O Delegado de Polícia Civil, Clay Cardoso Andrade, da Delegacia Especializada no Atendimento à Mulher, DEAM de Juazeiro, indiciou Eidimar Rodrigues
Ferreira Junior, acusado dos crimes “de difamação e injúria, praticados nas redes sociais da rede mundial de computadores (arts. 139 e 140, c/c art. 141, § 2º, todos do CP), noticiados, contra a jornalista Sibelle Fonseca, editora do Portal Preto No Branco e apresentadora do programa Preto No Branco Na Transrio FM.

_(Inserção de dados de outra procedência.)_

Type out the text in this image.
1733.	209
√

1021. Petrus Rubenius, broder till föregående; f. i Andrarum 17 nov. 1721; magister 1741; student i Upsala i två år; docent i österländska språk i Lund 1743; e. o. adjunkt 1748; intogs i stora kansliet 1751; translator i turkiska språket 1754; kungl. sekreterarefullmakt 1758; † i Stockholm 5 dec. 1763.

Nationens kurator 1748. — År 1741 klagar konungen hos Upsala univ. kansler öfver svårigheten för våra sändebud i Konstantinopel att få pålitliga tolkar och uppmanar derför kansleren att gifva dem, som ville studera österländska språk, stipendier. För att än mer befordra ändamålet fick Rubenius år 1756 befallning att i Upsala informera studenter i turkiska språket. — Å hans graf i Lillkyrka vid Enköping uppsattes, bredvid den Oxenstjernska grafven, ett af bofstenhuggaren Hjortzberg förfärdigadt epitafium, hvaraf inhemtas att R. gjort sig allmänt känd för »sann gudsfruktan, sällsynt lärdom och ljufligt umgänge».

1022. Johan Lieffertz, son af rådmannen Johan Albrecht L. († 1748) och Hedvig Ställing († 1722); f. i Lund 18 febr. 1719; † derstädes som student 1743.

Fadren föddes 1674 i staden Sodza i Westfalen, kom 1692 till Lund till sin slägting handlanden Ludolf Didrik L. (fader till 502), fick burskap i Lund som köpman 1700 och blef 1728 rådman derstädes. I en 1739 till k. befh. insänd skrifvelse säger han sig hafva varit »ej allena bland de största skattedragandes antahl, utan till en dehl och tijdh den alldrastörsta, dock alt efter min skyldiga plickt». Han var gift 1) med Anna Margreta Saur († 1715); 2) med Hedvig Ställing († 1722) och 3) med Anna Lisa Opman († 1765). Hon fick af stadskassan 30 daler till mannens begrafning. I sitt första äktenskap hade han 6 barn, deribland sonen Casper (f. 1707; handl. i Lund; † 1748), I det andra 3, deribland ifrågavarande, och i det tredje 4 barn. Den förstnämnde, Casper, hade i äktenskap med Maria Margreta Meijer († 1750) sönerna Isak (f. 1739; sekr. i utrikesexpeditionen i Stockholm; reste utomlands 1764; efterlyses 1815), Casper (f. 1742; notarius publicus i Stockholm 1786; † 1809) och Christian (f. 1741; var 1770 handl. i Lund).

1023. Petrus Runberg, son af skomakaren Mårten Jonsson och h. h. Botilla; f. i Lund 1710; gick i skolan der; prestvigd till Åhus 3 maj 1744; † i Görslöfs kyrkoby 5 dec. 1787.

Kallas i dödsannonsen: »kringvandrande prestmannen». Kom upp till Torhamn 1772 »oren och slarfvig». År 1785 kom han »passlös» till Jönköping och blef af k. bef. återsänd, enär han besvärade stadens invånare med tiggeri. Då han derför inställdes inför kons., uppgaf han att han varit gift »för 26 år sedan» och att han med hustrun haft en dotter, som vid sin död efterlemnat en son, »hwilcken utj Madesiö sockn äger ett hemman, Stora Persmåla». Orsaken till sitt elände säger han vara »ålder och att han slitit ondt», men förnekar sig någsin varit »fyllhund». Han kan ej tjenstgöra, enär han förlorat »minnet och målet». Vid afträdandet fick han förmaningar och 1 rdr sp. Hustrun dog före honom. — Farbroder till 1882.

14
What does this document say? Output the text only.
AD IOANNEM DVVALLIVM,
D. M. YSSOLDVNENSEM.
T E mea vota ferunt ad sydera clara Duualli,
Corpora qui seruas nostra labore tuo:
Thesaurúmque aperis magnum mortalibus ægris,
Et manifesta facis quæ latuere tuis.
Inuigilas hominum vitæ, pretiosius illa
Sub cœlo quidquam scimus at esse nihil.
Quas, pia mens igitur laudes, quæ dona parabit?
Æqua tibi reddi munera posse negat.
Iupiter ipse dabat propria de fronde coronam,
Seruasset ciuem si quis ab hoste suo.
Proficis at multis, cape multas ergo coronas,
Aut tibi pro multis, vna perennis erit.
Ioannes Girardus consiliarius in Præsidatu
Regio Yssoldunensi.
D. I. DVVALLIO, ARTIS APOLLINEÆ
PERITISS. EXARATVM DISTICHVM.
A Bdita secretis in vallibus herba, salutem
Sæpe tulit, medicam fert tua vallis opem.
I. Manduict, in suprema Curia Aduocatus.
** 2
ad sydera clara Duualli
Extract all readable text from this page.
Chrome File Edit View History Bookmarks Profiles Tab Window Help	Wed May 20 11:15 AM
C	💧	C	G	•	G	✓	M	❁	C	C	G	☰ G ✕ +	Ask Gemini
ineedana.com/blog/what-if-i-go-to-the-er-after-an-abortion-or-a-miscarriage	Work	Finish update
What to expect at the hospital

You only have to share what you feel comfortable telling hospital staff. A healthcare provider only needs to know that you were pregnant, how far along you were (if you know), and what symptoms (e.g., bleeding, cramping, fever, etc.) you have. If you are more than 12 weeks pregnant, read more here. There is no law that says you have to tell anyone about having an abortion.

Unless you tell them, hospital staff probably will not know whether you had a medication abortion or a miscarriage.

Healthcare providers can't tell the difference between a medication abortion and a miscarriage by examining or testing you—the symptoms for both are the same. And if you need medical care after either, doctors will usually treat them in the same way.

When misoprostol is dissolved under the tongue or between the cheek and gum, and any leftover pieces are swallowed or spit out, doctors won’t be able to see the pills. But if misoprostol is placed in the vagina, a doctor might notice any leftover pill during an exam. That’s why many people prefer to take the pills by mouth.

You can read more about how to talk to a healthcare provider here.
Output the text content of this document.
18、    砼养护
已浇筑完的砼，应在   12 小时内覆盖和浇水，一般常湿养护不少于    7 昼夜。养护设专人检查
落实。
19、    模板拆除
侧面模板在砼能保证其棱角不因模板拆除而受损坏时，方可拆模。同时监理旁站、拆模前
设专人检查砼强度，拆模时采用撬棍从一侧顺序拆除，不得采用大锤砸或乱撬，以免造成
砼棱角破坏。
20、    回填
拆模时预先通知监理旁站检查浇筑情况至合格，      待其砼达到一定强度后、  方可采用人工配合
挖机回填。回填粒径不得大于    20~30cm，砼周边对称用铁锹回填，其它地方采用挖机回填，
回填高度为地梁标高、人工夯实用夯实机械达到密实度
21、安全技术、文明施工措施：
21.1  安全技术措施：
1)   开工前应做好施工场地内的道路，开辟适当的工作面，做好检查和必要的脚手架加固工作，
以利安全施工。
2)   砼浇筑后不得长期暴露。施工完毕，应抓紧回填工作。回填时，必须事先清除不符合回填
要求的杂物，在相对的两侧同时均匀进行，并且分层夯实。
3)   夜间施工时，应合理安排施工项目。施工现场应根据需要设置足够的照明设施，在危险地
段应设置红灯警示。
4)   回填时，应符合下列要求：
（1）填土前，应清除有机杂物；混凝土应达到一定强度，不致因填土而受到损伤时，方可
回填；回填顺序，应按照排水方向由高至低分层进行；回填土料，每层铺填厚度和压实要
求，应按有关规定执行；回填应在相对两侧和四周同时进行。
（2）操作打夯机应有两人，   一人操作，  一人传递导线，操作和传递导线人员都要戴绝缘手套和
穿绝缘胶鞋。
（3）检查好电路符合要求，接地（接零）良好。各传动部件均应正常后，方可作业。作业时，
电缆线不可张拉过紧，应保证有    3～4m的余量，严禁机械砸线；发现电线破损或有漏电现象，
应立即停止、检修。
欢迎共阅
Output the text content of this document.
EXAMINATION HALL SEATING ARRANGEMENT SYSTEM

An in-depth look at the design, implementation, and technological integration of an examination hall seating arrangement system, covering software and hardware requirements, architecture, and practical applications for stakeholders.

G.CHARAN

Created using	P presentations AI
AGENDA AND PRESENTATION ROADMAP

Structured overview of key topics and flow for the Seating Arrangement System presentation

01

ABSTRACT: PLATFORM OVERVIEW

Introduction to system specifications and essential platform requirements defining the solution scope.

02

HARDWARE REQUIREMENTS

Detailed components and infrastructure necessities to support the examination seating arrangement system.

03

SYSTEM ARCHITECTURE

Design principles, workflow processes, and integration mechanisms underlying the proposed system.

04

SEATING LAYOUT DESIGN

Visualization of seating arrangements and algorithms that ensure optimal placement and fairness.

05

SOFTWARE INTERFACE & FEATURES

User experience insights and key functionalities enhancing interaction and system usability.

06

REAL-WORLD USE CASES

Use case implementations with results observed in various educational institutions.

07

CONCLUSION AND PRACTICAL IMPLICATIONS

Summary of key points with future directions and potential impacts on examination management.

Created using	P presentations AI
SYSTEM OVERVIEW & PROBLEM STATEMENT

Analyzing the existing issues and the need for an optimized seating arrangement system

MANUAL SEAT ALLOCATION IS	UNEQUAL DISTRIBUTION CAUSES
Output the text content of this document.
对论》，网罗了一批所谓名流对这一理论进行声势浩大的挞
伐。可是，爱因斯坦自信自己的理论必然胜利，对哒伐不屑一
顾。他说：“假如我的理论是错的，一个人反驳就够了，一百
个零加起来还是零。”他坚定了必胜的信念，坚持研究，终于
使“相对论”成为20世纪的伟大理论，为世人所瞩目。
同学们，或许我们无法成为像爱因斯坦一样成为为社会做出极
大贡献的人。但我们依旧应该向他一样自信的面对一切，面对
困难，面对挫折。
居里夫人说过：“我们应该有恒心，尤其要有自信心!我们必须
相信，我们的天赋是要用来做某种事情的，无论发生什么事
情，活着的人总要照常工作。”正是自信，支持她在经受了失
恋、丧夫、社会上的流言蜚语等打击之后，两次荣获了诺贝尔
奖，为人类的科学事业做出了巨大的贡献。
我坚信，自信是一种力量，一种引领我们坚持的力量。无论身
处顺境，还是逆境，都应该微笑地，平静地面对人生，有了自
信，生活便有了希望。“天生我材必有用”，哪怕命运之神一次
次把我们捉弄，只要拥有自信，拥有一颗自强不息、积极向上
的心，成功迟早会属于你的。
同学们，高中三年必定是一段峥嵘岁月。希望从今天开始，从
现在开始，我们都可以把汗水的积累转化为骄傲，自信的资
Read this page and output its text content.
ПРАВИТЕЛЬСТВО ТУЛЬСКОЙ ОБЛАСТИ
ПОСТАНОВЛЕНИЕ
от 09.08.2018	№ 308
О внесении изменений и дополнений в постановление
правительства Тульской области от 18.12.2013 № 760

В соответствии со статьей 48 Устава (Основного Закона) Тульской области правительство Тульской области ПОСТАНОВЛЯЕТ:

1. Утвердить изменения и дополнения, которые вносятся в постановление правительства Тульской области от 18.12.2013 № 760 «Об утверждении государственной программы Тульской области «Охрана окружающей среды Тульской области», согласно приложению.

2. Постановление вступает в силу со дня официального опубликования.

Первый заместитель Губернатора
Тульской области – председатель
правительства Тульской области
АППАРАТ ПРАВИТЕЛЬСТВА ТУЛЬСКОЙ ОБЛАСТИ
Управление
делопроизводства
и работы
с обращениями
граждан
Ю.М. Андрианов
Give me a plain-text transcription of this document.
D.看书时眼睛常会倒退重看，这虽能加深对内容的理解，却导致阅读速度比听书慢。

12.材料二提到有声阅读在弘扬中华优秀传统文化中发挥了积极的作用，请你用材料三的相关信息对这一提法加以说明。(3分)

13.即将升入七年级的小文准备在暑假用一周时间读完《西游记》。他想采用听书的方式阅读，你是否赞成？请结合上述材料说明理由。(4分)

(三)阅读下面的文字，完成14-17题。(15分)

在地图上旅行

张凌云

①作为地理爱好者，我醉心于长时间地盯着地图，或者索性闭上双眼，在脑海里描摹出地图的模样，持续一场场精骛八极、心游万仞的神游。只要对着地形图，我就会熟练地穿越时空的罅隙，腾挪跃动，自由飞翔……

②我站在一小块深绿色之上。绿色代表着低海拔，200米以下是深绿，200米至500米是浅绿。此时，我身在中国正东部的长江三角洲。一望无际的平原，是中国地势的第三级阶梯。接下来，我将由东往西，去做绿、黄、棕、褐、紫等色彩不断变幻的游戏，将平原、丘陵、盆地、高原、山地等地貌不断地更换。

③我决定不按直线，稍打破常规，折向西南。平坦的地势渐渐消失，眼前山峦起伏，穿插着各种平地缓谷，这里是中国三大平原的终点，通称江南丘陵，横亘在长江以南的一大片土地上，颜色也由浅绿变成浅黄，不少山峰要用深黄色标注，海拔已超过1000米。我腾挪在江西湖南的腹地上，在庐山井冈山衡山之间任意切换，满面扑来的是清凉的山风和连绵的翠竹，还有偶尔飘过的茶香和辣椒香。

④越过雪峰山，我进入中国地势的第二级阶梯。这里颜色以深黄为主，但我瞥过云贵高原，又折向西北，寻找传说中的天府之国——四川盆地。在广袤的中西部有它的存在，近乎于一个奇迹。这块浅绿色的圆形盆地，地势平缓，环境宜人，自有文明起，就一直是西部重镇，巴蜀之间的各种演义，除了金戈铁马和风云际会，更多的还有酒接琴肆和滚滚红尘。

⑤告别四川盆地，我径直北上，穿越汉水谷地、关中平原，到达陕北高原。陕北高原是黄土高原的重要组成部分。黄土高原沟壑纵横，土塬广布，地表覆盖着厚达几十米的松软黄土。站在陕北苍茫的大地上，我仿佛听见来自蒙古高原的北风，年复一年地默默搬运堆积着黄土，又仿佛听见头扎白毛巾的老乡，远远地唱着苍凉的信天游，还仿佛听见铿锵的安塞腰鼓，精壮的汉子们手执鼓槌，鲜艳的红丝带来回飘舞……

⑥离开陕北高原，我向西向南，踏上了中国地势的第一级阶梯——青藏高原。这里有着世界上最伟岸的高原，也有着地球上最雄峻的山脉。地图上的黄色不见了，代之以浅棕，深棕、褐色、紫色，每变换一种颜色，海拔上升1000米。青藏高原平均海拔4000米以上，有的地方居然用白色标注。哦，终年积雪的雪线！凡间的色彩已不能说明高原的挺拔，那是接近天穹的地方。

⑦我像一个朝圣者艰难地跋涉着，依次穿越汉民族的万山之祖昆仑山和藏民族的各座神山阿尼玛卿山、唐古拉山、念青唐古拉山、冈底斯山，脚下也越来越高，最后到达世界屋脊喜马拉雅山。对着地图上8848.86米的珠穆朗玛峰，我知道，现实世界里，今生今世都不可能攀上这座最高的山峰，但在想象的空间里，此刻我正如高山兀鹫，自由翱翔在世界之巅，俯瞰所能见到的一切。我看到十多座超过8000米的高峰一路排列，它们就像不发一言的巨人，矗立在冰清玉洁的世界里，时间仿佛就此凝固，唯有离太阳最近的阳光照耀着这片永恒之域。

“Percebe-se claramente a atribuição da DEAM na apuração do presente fato criminoso
porquanto o agressor utilizou-se de termo misógino, perpetrando discriminação, preconceito, propagação do ódio ou aversão contra mulheres por razões da condição de sexo feminino. Tal conduta possui exacerbado potencial no incentivo à prática de crimes contra as mulheres, até porque o agressor utilizou-se de meios digitais para proferir as ofensas, gerando uma exposição à vítima que pode tomar uma proporção desenfreada, ganhando força e alcançando centenas de sites e milhares de pessoas em pouquíssimo tempo,” concluiu o delegado.
O caso foi remetido à Justiça, que deverá dar seguimento ao processo.
“Desse modo, provada a materialidade do delito, as circunstâncias em que ocorreu e
determinada à autoria, caracterizada pela prova colhida na instrução do feito, indicio Eidimar Rodrigues Ferreira Junior (Alcunha: Junior), já devidamente qualificado, como incurso nas sanções dos arts. 139 e 140, c/c art. 141, § 2º, todos do CP”.
Entenda o caso
Na manhã do dia 19 de setembro, durante a apresentação do Programa Preto No Branco Na Transrio FM, a radialista Sibelle Fonseca recebeu prints de um grupo de WhatsApp intitulado “Arena Política”, onde um membro de nome Junior Ferreira, fazia comentários misóginos e de ataques de ódio contra a profissional.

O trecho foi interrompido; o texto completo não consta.